“The Whale”, dramma profondo che parla di sofferenza
Brendan Fraser torna sul grande schermo con un personaggio il cui corpo diventa metafora del dolore
di Fabio Busi
Una massa informe, un corpo piagato, un’anima in putrefazione. La carne sofferente è sempre stata al centro del cinema di Darren Aronofsky, ma nel nuovo film “The Whale” l’occhio della sua cinepresa, spesso morboso e insistente nell’affondo analitico, sceglie saggiamente di mantenere una distanza di rispetto. Fa troppo male la metamorfosi, questa volta, per essere spettacolarizzata.
Quando compare, il corpo elefantiaco del protagonista Charlie appare quasi come un’allucinazione. La cinepresa lo guarda con una diversa compassione, rispetto ai tossici di “Requiem for a Dream” o alla ballerina de “Il cigno nero”. Questa volta la compartecipazione è piena. Merito anche di un copione che arriva da un’opera teatrale e ne mantiene il rigore: il soggetto è scritto dal medesimo autore.
Nelle stanze in penombra della casa di Charlie si svolge un dramma che non parla tanto, o comunque non solo, di obesità. Parla di come il dolore ridisegni i caratteri delle persone, consegnandoli a un’esistenza amara, nella quale ognuno trova una sua tossicodipendenza, un modo di vivere più o meno distante dalla rettitudine, ma meno faticoso, anestetizzato. Sono medicine necessarie, per obnubilare il cuore sanguinante e distrarlo in qualche modo dal male.

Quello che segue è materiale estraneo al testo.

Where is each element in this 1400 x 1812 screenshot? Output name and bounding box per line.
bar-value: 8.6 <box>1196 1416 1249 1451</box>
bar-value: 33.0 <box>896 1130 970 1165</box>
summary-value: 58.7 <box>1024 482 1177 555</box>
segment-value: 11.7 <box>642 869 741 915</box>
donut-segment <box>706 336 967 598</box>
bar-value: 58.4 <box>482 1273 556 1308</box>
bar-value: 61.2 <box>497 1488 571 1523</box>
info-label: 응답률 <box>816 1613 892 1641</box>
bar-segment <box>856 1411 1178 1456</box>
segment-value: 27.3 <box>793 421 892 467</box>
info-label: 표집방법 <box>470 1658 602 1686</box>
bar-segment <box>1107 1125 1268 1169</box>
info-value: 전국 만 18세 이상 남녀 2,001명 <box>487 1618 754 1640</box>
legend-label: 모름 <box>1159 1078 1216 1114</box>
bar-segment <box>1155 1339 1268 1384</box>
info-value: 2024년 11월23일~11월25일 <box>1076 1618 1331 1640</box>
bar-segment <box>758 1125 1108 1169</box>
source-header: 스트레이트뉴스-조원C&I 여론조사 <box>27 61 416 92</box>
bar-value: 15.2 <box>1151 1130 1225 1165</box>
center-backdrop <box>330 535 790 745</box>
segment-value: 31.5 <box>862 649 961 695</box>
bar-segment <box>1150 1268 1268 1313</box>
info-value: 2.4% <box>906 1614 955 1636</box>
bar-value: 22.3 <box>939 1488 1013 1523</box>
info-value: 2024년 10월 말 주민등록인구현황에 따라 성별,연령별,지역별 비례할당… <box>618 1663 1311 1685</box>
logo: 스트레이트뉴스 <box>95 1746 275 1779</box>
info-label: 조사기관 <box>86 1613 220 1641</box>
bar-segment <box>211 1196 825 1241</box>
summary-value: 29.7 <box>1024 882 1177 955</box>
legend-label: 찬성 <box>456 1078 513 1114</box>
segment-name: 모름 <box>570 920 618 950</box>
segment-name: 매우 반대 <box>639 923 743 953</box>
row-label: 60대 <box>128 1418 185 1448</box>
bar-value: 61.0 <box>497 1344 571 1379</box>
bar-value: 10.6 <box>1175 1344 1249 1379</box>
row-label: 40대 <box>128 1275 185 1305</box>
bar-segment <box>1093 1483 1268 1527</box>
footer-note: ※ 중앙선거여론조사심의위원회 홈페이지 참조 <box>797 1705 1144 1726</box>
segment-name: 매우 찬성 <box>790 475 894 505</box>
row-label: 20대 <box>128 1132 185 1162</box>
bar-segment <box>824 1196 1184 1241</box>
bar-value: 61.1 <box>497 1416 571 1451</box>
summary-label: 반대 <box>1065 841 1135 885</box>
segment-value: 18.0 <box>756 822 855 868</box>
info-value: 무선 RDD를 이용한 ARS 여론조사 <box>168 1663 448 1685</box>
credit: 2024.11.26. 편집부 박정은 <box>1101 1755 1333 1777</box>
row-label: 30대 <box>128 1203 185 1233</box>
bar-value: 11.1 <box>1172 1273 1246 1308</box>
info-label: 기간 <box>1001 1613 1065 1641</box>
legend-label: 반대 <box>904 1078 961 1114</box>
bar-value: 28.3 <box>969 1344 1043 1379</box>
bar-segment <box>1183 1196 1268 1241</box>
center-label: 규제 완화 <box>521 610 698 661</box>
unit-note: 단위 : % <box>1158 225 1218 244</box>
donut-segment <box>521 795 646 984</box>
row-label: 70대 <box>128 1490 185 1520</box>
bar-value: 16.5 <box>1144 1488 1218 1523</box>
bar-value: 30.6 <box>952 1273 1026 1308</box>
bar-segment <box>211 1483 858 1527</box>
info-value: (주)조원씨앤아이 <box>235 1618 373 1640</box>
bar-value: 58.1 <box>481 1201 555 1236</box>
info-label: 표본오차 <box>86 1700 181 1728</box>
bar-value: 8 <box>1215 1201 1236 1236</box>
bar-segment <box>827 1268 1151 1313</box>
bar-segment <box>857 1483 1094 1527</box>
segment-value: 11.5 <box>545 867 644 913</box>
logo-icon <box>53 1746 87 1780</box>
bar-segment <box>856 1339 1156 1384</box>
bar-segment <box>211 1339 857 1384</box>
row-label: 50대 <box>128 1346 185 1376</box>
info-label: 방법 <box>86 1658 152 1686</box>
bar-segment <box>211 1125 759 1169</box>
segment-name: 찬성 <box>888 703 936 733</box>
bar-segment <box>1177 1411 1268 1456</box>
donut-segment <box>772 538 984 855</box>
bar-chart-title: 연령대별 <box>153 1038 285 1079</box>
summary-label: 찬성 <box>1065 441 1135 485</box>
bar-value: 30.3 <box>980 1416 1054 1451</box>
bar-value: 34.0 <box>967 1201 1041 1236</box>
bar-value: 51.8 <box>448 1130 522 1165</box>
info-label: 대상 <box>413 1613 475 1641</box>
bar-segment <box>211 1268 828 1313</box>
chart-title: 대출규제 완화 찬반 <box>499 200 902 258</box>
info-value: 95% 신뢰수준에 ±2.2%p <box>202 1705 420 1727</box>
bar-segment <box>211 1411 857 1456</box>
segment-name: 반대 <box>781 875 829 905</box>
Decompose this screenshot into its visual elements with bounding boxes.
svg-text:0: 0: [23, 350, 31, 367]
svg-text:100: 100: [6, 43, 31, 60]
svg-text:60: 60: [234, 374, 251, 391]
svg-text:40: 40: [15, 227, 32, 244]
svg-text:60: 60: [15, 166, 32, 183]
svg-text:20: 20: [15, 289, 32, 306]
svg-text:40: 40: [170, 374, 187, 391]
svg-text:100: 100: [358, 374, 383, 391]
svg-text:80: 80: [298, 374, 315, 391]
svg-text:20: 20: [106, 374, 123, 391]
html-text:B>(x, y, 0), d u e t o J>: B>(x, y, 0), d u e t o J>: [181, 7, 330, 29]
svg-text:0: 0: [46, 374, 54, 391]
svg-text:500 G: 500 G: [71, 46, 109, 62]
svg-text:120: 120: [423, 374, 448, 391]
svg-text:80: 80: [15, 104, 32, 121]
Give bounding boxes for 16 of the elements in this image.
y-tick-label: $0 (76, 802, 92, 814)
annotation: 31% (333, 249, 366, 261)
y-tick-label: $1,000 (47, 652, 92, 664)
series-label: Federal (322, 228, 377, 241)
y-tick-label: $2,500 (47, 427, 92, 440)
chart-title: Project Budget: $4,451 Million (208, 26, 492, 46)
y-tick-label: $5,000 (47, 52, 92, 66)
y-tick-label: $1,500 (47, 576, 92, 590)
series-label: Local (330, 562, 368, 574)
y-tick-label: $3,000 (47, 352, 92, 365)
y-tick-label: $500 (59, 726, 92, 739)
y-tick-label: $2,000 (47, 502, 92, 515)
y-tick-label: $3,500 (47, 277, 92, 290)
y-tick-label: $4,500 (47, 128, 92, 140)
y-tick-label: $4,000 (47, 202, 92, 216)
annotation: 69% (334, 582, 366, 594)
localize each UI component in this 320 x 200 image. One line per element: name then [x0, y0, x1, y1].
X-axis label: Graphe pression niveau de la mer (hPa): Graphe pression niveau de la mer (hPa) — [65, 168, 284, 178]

La fine di una famiglia, la morte di un amore o di un fratello, l'addio di un padre, di un marito. La paura di aver deluso i propri genitori. Le deviazioni dei personaggi sono tutte in qualche modo legate a un fatto tragico, che si irradia nelle vite distorcendole. I cibi grassi, l’alcol, le menzogne, l’uso virulento dei social per sfogare una rabbia recondita.
Il punto decisivo sta tuttavia nella possibilità o meno di salvarsi. E non si tratta di sopravvivere, ma di trovare una bolla d’aria nell’apnea della sofferenza. Ognuno cerca la sua, arrivando in modo più o meno conscio a donarsi. Quando la vita è ingrata, solo il bene rivolto agli altri può darci respiro. Anche la tremenda figlia di Charlie (la bravissima Sadie Sink) giunge a sublimare l’odio in una forma molto obliqua di altruismo. La vita può anche finire, ma il demone è sconfitto.